A public inquiry into Calocane’s case will take place, as confirmed during a meeting with the health secretary and the attorney general last week, the families said.
Calocane was first referred to mental health services when he was arrested in May 2020 for breaking down the door of a neighbour’s flat. He was assessed and sent home, but arrested again an hour later after breaking into another flat, where a woman was injured jumping out of a first-floor window to escape.
Over the course of the next two years, Calocane was hospitalised on four occasions, each time displaying “threatening and assaultive behaviour as a result of psychosis”, the CQC report says.
It says Calocane frequently “provided misleading information” and showed “little understanding or acceptance of his condition”, and evidence showed he was not taking his medication at home.

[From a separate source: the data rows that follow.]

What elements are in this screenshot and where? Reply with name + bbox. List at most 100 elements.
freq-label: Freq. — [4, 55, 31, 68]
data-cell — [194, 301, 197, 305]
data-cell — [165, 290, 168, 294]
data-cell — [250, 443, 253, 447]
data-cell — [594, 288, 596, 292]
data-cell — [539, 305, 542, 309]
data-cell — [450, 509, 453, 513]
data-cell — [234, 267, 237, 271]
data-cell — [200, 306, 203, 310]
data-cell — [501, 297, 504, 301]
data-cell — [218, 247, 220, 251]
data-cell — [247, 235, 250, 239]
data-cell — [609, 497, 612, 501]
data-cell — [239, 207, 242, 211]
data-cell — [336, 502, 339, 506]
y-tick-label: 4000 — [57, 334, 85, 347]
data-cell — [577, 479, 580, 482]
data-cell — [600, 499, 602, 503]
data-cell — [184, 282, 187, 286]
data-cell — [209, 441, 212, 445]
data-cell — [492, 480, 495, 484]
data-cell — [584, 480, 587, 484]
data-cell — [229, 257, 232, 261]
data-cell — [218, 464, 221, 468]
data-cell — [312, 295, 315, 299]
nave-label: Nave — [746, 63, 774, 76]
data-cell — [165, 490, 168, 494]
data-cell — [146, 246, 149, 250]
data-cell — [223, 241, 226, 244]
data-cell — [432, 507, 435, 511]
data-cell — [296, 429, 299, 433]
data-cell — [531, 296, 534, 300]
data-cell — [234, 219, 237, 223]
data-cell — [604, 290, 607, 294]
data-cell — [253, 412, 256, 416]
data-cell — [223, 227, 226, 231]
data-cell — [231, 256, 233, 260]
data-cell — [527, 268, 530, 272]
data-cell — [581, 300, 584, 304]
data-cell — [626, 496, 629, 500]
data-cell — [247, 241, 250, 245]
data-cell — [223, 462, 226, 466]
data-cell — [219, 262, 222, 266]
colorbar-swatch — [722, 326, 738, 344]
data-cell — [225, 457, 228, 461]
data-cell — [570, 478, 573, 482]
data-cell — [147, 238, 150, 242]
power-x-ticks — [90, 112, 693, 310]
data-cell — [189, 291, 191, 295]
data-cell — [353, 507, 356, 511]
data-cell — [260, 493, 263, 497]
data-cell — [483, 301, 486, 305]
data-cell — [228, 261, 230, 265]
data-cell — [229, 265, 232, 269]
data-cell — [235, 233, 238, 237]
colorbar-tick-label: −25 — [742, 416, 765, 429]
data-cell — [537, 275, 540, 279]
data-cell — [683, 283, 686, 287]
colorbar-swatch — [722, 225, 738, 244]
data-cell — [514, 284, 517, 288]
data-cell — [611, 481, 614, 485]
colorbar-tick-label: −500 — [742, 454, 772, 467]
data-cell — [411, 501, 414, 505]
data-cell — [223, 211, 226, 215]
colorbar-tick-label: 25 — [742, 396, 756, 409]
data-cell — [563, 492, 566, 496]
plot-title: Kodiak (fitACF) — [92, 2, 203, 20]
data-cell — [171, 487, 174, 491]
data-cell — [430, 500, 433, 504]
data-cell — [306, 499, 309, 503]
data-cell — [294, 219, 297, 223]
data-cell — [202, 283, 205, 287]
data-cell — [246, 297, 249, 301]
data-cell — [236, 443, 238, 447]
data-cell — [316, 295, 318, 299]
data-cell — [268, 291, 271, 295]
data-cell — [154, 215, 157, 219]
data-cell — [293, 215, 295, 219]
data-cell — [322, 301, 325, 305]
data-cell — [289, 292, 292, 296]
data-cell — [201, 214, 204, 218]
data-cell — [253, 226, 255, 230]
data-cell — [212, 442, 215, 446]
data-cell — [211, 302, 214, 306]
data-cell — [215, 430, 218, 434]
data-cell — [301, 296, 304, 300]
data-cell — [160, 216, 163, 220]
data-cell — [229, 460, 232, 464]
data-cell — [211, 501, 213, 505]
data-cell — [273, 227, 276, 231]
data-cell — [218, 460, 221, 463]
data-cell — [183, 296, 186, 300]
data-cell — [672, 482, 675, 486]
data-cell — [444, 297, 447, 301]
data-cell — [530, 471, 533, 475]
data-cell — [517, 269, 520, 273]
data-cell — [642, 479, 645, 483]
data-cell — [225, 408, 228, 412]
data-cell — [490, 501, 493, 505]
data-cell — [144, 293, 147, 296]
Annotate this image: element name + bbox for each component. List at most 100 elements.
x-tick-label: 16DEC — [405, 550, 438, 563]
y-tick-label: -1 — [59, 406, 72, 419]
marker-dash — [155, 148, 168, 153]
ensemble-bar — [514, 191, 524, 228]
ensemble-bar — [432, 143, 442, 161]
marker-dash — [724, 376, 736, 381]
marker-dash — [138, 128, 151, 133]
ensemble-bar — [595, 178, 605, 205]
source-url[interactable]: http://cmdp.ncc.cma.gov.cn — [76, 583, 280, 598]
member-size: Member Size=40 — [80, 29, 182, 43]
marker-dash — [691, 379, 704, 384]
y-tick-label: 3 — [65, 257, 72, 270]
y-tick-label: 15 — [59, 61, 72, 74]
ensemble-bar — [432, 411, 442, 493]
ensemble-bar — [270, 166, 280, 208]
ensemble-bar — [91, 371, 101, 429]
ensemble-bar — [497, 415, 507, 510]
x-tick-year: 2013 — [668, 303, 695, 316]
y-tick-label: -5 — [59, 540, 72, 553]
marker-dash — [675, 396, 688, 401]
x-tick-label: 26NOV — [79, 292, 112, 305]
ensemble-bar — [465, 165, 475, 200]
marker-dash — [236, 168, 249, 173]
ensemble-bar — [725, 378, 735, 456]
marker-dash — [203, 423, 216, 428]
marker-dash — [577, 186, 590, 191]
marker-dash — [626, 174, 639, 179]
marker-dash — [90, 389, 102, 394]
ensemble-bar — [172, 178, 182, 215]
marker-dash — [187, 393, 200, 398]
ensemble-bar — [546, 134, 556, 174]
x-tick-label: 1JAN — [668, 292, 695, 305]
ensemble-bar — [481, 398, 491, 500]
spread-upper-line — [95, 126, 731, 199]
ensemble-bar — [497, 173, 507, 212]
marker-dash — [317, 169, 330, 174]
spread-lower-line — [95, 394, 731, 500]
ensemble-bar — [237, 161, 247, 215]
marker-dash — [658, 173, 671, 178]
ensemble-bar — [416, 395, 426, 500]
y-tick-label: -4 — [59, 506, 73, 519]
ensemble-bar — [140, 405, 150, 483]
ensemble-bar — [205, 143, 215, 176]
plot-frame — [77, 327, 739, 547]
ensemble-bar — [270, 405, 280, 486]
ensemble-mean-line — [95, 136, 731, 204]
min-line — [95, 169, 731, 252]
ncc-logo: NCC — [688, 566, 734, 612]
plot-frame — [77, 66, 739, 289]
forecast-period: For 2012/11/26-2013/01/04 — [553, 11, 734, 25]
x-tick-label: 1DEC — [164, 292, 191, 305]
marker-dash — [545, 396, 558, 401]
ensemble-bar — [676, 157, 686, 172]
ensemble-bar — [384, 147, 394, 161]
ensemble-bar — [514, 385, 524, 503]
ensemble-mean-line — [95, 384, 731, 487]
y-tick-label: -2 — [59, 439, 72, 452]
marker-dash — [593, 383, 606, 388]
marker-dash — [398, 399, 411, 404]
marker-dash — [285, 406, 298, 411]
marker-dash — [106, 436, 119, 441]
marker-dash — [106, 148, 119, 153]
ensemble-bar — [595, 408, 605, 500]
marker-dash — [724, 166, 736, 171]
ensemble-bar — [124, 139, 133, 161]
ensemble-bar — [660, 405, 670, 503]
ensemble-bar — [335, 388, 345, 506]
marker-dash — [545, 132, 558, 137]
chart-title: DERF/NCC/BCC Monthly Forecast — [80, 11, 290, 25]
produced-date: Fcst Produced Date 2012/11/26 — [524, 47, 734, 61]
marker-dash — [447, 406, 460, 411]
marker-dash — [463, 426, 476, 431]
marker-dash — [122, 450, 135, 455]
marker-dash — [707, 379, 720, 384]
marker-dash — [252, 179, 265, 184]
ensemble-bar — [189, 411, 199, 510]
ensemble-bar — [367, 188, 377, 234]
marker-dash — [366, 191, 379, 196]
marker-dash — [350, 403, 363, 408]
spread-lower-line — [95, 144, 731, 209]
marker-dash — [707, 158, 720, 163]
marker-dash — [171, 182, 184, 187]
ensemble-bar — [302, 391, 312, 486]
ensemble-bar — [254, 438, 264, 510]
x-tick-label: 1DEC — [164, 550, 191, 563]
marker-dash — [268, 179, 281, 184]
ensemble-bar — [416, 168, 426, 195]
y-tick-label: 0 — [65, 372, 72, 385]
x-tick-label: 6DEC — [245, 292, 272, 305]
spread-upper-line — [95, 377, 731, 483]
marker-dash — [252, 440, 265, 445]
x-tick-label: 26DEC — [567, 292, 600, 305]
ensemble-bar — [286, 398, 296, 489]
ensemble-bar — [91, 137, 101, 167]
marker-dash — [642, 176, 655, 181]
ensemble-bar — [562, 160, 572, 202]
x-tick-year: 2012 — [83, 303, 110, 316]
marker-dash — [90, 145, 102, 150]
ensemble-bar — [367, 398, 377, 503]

The report says Calocane’s family repeatedly contacted the trust to share concerns about his deteriorating mental state, but this was not always acted upon. In December 2021, Calocane told mental health staff to stop contacting his family.
The CQC criticises the trust for not assessing whether Calocane was in a position to make his own decisions about his treatment, and for not opting to medicate him via depot injection, a slow-releasing form of medication, since he was not taking it himself.
In an interview with BBC Panorama, Calocane’s mother, Celeste, and brother, Elias, said the mental health system was “broken” and that the “tragedy that could have been prevented”.
Elias said: “I don’t think he was ever really treated. He was sort of managed so he had interventions. But with regards to a proper treatment plan, I’m not sure that we ever saw that.”
Hospital records show that in July 2020 a psychiatrist noted: “There seems to be no insight or remorse and the danger is that this will happen again and perhaps Valdo will end up killing someone.”
Calocane was discharged from mental health services to his GP in September 2022 due to a lack of engagement, nine months before the killings, and on the same day an arrest warrant was issued over his assault of a police officer while being sectioned.
The CQC report says it was “beyond any real doubt” that Calocane would “relapse into distressing symptoms and potentially aggressive or intrusive behaviour” without antipsychotic medicine and monitoring. He was not seen by medical professionals again until after the killings.
Chris Dzikiti, the CQC’s interim chief inspector of healthcare, said: “While it is not possible to say that the devastating events of 13 June 2023 would not have taken place had Valdo Calocane received that support, what is clear is that the risk he presented to the public was not managed well and that opportunities to mitigate that risk were missed.”
The report’s recommendations include that NHS England issues new guidance on care for people with complex psychosis and paranoid schizophrenia within 12 months.
Marjorie Wallace, the chief executive of the mental health charity Sane, said: “This is the most damning indictment of the fact that psychiatric services are not in crisis but in complete breakdown. The rights of patients override those of the families, carers and public. How can it be that a highly disturbed patient with his history of sections and incidents of violence could choose not to engage with services and disappear into the community?”
The Nottinghamshire healthcare trust’s chief executive, Ifti Majid, said: “We acknowledge and accept the conclusions of this report and have significantly improved processes and standards since the review was carried out. Our teams have much more contact with people waiting to be seen in the community to agree crisis plans and ensure they have an up-to-date risk assessment even when they are struggling to engage with our services or primary care.”